Baugeld: Was zählt alles zum Eigenkapital?

Als Bedingung für preiswertes Baugeld gilt grundsätzlich ein ausreichendes Eigenkapital, ideal sind mindestens 20 % der Immobilienkosten. Was aber rechnet die Bank als solches an, wenn ein Kunde einen Kredit für Baugeld beantragt?

Die Eigenkapital-Anrechnung ist nicht einheitlich geregelt

Sparkonten gelten als typisches Eigenkapital.Jede Bank legt in ihren Bedingungen für das Baugeld eigenverantwortlich fest, welche vorhandenen Gelder sie als Eigenkapital anerkennt. Generell anerkannt wird vorhandenes Sparvermögen, sofern dieses für den Bau oder Kauf einer Immobilie per Baugeld eingesetzt wird. Ebenfalls rechnen alle Banken Eigenleistungen als sogenannte Muskelhypothek dem Eigenkapital zu.

Uneinheitlich geregelt ist, inwieweit von einer dritten Stelle aufgenommenes Baugeld zum Eigenkapitalausstattung des Bauherren zählt. Dass mögliche Zuschüsse, welche einzelne Gemeinden jungen Familien beim Erwerb von Wohneigentum zahlen, zum Eigenkapital gerechnet werden, erscheint als selbstverständlich.

Einige Banken rechnen zusätzlich selbst von einer dritten Seite gewährte Kredite wie ein Bauspardarlehen und ein Förderdarlehen der Kreditanstalt für Wiederaufbau zum Eigenkapital. Ihre Bedingungen für das Baugeld sehen vor, dass alle nicht von ihnen finanzierten Anteile am Baugeld zur Eigenkapital-Ausstattung gerechnet werden.

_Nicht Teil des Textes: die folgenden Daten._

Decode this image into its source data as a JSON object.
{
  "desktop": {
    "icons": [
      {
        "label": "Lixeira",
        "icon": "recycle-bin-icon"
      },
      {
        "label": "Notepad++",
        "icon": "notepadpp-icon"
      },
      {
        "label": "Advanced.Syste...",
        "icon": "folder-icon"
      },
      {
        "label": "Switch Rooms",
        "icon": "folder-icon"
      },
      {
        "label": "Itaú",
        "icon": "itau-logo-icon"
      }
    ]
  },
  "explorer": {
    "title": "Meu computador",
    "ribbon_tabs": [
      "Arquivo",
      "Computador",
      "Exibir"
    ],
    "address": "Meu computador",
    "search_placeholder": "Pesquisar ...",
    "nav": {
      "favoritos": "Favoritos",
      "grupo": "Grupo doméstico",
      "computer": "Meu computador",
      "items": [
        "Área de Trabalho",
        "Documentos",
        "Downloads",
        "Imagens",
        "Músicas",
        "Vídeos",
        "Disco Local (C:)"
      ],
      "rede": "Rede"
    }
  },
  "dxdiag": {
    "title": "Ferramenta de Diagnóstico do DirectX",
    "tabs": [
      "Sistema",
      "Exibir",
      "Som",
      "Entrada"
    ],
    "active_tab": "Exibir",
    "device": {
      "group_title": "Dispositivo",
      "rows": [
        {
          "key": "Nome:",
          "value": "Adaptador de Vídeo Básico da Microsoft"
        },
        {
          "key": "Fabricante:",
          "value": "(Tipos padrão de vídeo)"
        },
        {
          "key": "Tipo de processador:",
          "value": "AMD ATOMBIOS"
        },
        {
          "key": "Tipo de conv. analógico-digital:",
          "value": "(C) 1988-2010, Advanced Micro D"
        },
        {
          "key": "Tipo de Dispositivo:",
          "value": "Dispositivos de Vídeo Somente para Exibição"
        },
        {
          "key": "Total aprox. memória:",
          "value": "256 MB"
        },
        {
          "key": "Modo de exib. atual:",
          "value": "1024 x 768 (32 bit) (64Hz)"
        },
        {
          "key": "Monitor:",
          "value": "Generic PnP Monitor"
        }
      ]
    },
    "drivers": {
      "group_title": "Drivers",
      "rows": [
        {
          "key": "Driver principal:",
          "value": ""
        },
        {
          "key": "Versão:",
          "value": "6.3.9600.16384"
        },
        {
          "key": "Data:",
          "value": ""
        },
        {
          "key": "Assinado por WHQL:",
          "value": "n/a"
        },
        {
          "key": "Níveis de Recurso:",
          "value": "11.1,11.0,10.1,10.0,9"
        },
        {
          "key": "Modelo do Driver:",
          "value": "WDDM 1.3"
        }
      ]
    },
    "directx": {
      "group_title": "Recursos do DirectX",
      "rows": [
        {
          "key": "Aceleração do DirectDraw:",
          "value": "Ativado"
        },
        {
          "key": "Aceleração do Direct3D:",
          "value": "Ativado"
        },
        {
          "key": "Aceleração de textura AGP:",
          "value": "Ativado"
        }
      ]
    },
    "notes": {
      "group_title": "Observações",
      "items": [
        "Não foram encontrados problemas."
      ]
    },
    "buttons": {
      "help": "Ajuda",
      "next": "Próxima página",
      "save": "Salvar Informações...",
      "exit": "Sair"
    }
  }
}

Ein von Verwandten oder dem Arbeitgeber gewährtes Darlehen werten die meisten Banken gemäß ihrer Bedingungen als Eigenkapital-Bestandteil für das Baugeld.

Eigene Leistungen erhöhen die Eigenkapital-Quote

Banken sehen in ihren Bedingungen für das Baugeld die Anrechnung eigener Leistungen durch den Bauherren als Eigenkapital vor. Diese eigenen Leistungen werden nicht nur umgangssprachlich, sondern auch von Banken als Muskelhypothek bezeichnet. Angerechnet wird üblicherweise ein großer Teil der Aufwendungen für Handwerker, die durch die Anwendung der Muskelhypothek erspart werden.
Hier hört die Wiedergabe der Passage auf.